Page Content Audit

Read-only: lists all pages and blog posts, flags empty or short content and missing SEO fields.

shopify-admin-page-content-audit


Purpose

Scans all store pages and blog articles for missing or thin content (short body, missing SEO title/description, empty body). Thin content pages are penalized by search engines and create a poor customer experience. Read-only — no mutations. Complements seo-metadata-audit (which covers products and collections).


Prerequisites

  • Authenticated Shopify CLI session: shopify store auth --store --scopes read_content
  • API scopes: read_content

  • Parameters


    ParameterTypeRequiredDefaultDescription
    storestringyesStore domain (e.g., mystore.myshopify.com)
    min_body_lengthintegerno100Flag pages with body content shorter than this (characters)
    include_unpublishedboolnofalseAlso audit unpublished pages and articles
    formatstringnohumanOutput format: human or json

    Safety


    > ℹ️ Read-only skill — no mutations are executed. Safe to run at any time.


    Workflow Steps


  • OPERATION: pages — query
  • Inputs: first: 250, select title, body, bodySummary, seo, publishedAt, pagination cursor

    Expected output: All pages with content and SEO data


  • OPERATION: articles — query
  • Inputs: first: 250, select title, body, seo, publishedAt, blog { title }, pagination cursor

    Expected output: All blog articles with content data


  • Flag: empty body, body < min_body_length, missing SEO title, missing SEO description

  • GraphQL Operations


    # pages:query — validated against api_version 2025-04
    query PageContentAudit($after: String) {
      pages(first: 250, after: $after) {
        edges {
          node {
            id
            title
            handle
            publishedAt
            bodySummary
            body
            seoTitle: metafield(namespace: "global", key: "title_tag") { value }
            seoDescription: metafield(namespace: "global", key: "description_tag") { value }
          }
        }
        pageInfo {
          hasNextPage
          endCursor
        }
      }
    }
    

    # articles:query — validated against api_version 2025-04
    query ArticleContentAudit($after: String) {
      articles(first: 250, after: $after) {
        edges {
          node {
            id
            title
            handle
            publishedAt
            body
            summary
            seoTitle: metafield(namespace: "global", key: "title_tag") { value }
            seoDescription: metafield(namespace: "global", key: "description_tag") { value }
            blog {
              id
              title
            }
          }
        }
        pageInfo {
          hasNextPage
          endCursor
        }
      }
    }
    

    Session Tracking


    Claude MUST emit the following output at each stage.
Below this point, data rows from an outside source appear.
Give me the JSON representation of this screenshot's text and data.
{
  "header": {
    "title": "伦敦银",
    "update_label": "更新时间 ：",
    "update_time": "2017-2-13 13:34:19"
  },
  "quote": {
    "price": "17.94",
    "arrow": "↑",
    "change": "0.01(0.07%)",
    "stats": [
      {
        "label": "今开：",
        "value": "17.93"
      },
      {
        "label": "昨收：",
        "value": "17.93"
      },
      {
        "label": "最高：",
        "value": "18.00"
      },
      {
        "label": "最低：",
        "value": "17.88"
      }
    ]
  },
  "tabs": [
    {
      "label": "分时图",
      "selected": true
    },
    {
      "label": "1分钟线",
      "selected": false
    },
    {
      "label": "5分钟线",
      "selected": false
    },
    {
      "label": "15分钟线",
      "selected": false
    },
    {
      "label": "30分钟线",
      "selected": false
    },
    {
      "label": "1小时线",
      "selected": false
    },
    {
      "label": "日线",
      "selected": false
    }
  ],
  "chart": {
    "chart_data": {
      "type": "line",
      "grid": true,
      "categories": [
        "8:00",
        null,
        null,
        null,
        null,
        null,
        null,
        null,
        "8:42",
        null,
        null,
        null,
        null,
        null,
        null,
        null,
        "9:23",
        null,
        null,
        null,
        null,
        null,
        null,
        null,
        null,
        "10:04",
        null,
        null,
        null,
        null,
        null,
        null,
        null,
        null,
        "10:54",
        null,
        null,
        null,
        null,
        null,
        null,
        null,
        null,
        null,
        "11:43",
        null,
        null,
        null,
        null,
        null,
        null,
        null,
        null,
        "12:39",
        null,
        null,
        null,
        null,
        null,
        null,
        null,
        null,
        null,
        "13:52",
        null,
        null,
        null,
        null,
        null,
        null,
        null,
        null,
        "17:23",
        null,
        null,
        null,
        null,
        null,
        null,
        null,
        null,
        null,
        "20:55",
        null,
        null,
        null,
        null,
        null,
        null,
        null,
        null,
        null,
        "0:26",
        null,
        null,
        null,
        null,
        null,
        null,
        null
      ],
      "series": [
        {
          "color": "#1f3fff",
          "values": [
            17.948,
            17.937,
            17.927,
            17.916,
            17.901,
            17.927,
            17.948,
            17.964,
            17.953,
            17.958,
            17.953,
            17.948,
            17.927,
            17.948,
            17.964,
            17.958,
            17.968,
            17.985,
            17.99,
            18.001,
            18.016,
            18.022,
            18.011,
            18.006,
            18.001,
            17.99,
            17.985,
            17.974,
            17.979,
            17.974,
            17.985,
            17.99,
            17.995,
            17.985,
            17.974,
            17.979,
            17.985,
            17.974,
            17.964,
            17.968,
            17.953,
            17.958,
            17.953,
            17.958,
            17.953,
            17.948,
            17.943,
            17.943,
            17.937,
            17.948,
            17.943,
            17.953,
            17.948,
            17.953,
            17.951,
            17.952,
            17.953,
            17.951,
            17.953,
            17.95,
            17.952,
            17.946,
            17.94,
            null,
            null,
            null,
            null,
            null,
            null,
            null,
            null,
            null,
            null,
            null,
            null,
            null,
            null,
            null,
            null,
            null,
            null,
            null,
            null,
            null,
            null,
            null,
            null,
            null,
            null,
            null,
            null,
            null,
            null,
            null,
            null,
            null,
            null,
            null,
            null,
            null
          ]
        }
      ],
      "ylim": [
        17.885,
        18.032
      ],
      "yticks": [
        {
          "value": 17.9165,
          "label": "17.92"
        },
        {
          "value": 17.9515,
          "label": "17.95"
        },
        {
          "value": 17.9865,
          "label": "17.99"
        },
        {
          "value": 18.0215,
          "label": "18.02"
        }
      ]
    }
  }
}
This is mandatory.


    On start, emit:

    ╔══════════════════════════════════════════════╗
    ║  SKILL: Page Content Audit                   ║
    ║  Store: <store domain>                       ║
    ║  Started: <YYYY-MM-DD HH:MM UTC>             ║
    ╚══════════════════════════════════════════════╝
    

    After each step, emit:

    [N/TOTAL] <QUERY|MUTATION>  <OperationName>
              → Params: <brief summary of key inputs>
              → Result: <count or outcome>
    

    On completion, emit:


    For format: human (default):

    ══════════════════════════════════════════════
    PAGE CONTENT AUDIT
      Pages scanned:    <n>  |  Issues: <n>
      Articles scanned: <n>  |  Issues: <n>
    
      Issues:
        Page: "<title>" — empty body
        Article: "<title>" — missing SEO description
      Output: content_audit_<date>.csv
    ══════════════════════════════════════════════
    

    For format: json, emit:

    {
      "skill": "page-content-audit",
      "store": "<domain>",
      "pages_scanned": 0,
      "articles_scanned": 0,
      "issues_found": 0,
      "output_file": "content_audit_<date>.csv"
    }
    

    Output Format

    CSV file content_audit_.csv with columns:

    type, id, title, handle, published_at, body_length, has_seo_title, has_seo_description, issue


    Error Handling

    ErrorCauseRecovery
    THROTTLEDAPI rate limit exceededWait 2 seconds, retry up to 3 times
    No pages or articlesMinimal storeExit with 0 results

    Best Practices

  • A page with fewer than 300 words is generally considered "thin content" by search engines — use min_body_length: 1500 (characters ≈ ~250 words) as a starting threshold.
  • The About, FAQ, and Contact pages are high-trust pages that should never be empty — prioritize these.
  • Run after any CMS migration or theme change that may have wiped page content.
  • Pair with seo-metadata-audit for a complete SEO audit covering products, collections, pages, and blog articles in one workflow.